LAHORE: Top Bars of the country, including the Pakistan Bar Council (PBC) and Supreme Court Bar Association (SCBA), have expressed concerns at what they see as arbitrary functioning of the judicial commission for appointment of judges in superior courts, announcing its boycott until their plea is accepted.


They have been raising voice for allowing all the members of the judicial commission to propose names for appointment of judges. They also welcomed proposal of Asma Jahangir for the slot of caretaker prime minister and backed it.


The lawyers’ representatives at a press conference here on Tuesday demanded that proceedings of the judicial commission be made transparent and be not held in camera.


PBC Vice-Chairman Sayed Qalb-e-Hasan, Executive Committee Chairman Burhan Moazzam Malik, SCBA President Mian Israrul Haq, Lahore High Court Bar Association (LHCBA) President Shahram Sarwar, Lahore Bar Association (LBA) President Numan Qureshi and members of PBC were present on the occasion.


Being the head of all the Bar associations and councils, PBC VC Qalb-e-Hasan read out a written statement, saying the PBC, SCBA, LHCBA, LBA and Punjab Bar Council (PbBC) were ‘concerned at the arbitrary manner in which the judicial commission was conducting the process of appointment of judges’.


“It is not transparent and is monopolised by the judges themselves, reducing all other members, including representatives of the bar councils, to mere a rubber stamp,” he said.


Hasan said despite requests to the chairman of the commission to amend the rules as per the constitution, in order to carry out meaningful consultation with the stakeholders, especially the Bars, the practice of judicial commission’s secretary and monopoly of judges continued.


He added that the Bar leaders had hoped that the member judges of the judicial commission would accept the democratic demands made by lawyers’ representatives but instead they were given reference of the judgment of Nadeem Ahmed case where the 18th Constitutional Amendment was challenged. He said a 17-member bench of the Supreme Court had ruled in their own favour, seeking constitutional amendments from the parliament, where the chief justice convened and regulated the meetings of the JC as he might deem proper. In addition, the rules required that the names of candidates for appointment be exclusively initiated by the respective CJs, Hasan said.
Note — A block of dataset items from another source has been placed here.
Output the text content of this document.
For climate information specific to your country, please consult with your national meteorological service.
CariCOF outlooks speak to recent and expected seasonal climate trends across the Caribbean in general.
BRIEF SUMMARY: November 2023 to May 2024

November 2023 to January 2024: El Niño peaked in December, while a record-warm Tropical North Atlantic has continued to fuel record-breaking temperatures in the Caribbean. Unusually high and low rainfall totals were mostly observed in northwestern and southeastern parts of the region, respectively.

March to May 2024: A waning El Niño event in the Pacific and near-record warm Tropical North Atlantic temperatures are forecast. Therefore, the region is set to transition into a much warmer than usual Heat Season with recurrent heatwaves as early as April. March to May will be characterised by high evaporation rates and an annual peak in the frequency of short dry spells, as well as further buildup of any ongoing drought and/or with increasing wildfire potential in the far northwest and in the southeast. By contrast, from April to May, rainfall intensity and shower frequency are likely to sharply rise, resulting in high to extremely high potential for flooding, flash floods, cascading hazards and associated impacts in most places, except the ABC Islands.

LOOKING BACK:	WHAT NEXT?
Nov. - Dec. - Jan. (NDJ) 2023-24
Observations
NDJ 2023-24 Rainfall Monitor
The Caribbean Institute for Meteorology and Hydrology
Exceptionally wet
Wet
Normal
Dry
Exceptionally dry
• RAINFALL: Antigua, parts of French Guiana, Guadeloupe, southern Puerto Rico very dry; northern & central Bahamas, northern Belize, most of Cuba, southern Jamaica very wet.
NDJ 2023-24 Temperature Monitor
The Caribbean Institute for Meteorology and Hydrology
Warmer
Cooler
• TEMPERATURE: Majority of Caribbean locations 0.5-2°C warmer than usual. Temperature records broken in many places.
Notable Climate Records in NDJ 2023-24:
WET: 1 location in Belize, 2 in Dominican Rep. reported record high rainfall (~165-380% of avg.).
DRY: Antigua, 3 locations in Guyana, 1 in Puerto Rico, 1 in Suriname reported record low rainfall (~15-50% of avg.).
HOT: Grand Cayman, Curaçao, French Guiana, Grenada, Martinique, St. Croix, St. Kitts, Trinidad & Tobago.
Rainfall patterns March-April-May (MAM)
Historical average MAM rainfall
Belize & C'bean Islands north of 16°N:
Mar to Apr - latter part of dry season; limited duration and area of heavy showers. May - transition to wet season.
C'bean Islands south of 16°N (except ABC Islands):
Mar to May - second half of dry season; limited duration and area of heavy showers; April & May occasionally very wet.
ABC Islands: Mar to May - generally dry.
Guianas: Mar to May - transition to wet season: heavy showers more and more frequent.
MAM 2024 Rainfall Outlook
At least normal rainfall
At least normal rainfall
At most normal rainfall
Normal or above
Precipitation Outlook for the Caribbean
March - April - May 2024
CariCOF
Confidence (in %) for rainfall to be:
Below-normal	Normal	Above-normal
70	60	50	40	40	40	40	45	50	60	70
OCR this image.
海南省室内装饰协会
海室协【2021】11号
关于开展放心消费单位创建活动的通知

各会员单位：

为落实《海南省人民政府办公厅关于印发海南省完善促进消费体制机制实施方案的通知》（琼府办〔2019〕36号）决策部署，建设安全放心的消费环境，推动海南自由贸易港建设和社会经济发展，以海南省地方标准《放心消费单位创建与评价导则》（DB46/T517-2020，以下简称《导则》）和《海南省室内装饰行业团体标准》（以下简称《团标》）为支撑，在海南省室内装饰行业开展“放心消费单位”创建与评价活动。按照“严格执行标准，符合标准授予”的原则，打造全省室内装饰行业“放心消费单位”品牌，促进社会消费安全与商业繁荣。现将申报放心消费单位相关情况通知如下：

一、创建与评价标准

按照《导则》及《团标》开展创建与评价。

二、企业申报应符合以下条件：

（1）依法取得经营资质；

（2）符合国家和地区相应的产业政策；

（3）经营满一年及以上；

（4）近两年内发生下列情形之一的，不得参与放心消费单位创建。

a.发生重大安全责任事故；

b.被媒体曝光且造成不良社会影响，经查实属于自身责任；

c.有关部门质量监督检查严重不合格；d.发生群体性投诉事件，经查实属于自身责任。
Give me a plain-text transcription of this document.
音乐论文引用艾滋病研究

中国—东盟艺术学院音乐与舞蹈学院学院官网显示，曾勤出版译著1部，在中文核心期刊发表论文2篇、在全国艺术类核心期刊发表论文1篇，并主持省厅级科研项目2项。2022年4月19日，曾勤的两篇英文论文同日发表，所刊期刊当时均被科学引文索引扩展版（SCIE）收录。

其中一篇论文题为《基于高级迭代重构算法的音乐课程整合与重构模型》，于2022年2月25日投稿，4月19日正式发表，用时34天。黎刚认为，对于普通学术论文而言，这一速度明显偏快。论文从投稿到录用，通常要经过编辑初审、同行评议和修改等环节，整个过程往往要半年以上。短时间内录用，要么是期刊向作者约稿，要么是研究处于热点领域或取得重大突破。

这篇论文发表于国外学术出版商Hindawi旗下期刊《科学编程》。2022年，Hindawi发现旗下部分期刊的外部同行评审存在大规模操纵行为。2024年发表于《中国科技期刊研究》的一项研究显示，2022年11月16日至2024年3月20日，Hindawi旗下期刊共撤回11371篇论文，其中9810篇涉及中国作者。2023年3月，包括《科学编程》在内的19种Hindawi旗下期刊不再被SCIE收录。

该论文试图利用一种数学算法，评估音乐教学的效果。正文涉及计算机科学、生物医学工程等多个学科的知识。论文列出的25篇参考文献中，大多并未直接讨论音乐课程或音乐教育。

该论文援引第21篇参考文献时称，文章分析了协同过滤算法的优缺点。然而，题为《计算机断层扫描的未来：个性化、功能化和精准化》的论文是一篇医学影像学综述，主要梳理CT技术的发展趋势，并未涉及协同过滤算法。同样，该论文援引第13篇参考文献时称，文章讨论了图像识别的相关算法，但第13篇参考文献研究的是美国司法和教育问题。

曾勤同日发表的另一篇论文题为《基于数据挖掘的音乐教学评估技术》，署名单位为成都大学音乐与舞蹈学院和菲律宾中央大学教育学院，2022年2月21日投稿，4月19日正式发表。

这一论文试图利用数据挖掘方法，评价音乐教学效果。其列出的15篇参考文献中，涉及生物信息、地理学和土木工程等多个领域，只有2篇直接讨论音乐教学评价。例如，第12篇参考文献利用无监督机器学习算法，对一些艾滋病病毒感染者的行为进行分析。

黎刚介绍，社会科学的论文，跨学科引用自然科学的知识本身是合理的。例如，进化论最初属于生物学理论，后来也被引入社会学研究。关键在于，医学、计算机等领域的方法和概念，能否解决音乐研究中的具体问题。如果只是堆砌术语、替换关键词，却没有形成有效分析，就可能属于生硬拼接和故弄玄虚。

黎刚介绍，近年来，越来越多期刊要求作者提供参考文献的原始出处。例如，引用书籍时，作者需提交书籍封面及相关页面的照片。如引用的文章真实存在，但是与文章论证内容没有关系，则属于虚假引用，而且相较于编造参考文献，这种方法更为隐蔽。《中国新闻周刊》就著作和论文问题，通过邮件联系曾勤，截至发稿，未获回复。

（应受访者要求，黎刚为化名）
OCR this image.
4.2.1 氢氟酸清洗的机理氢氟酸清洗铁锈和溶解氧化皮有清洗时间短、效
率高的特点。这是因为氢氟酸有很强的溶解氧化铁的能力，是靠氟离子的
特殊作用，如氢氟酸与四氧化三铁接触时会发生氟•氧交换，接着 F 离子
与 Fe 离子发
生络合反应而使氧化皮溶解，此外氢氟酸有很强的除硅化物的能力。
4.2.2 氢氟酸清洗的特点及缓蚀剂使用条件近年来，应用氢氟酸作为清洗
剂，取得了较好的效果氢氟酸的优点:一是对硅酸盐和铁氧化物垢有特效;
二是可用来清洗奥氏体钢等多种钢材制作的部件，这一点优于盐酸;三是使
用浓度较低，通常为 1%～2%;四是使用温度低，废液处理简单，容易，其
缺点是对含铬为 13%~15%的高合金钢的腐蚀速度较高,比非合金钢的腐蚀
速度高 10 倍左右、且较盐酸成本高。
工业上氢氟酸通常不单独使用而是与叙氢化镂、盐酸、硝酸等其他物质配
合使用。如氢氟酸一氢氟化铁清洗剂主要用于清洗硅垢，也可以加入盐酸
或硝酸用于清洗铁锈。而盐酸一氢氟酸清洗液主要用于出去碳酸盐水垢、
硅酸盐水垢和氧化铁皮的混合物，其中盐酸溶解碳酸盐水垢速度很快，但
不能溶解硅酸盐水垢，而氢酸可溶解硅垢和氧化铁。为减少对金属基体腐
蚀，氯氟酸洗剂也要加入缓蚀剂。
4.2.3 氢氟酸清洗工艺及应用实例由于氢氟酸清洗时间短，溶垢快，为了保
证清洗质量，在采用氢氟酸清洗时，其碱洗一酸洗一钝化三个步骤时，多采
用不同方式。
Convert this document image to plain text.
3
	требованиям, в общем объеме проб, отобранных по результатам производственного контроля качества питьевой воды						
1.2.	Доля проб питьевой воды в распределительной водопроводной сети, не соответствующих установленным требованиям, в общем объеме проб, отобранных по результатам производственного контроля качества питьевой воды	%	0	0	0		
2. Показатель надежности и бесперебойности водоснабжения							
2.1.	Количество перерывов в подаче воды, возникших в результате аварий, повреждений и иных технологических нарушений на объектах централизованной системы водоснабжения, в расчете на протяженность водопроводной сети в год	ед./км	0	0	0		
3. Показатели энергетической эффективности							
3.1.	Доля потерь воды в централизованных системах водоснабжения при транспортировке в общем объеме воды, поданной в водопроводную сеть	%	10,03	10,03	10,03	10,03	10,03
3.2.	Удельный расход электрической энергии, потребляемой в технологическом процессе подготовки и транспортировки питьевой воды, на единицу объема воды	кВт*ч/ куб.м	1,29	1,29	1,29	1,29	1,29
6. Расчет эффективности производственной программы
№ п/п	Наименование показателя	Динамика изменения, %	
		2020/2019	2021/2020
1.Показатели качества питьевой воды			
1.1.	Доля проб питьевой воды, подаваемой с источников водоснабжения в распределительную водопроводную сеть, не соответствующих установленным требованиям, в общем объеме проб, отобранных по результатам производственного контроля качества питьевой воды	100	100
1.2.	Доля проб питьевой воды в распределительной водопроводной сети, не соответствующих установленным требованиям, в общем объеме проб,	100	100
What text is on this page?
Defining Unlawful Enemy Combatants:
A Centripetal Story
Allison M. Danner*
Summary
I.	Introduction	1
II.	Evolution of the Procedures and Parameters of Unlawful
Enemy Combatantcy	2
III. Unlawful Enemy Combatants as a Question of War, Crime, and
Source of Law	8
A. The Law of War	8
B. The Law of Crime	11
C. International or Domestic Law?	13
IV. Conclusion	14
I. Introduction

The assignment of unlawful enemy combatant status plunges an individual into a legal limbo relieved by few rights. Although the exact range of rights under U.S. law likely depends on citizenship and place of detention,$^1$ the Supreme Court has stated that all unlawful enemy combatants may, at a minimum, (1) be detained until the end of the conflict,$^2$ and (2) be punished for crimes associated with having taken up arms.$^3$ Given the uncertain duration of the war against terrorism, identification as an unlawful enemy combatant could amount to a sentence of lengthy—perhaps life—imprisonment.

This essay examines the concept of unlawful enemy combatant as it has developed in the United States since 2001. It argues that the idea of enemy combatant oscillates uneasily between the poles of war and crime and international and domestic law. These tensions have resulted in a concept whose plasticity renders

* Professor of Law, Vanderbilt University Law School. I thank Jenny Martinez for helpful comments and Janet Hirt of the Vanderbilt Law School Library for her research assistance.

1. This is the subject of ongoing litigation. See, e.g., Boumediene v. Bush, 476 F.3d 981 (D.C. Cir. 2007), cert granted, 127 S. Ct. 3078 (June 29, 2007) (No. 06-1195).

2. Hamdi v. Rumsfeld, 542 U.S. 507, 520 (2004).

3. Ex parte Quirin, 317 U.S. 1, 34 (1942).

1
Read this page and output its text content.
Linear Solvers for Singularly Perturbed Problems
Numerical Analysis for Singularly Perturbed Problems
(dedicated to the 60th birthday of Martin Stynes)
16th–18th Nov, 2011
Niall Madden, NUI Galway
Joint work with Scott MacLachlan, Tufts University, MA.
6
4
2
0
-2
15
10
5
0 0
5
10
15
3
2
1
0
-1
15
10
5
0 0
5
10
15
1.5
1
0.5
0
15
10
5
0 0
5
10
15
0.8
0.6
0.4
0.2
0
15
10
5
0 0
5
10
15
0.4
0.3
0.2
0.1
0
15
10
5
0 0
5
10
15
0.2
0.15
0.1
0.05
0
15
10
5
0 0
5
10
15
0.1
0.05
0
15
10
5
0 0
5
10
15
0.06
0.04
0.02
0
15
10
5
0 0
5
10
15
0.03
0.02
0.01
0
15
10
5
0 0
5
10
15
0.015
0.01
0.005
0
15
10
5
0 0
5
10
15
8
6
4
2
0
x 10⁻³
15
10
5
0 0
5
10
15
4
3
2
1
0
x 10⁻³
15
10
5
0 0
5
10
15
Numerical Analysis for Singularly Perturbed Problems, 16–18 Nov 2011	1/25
The parliament subsequently, passed 19th Amendment but did not give exclusive powers of proposing names of candidates to the CJ alone, he said, adding that as such this portion of the judgment was not accommodated in the 19th Amendment and all members of the judicial commission could legitimately propose names for elevation to the superior judiciary.


He said the right of the members of the commission was taken away through the rules made by the commission itself, which comprised mostly of former and sitting judges. As such, majority had been used to circumvent the spirit and wisdom of the Constitution where appointment of the judges was to be made in a genuinely consultative manner, he maintained.


Hasan said that the deprivation went so far as that judicial commission members were not even allowed to retain any copy of the minutes. It was also commonly known that all decisions were made by a core group of the commission members even prior to the meeting, he said, adding that the state of affairs was ‘intolerable, unconstitutional and against all norms of a democratic spirit’.


“We regret that we have to take the hard decision of not appointing a member to the judicial commission (JC) by the PBC. We do not wish to have any confrontation but plead that the principles of fairness, inclusion and wider consultation be followed,” he said.


Hasan said judges, unlike other elected officers, had a fixed and long tenure, therefore, a wrong choice could seriously undermine integrity and quality of the judicial system for a long period of time. He said the bars were firmly committed to observe the principles of rule of law and they would continue their struggle for the independence of judiciary. He said the bars wanted that the judiciary should command the highest respect from all the citizens so that its image might shine forever.


All the representatives of the legal fraternity said it was an honour for the lawyers that the opposition had proposed Asma Jahangir, former president of SCBA, for caretaker prime minister. They appreciated the PML-N over the move.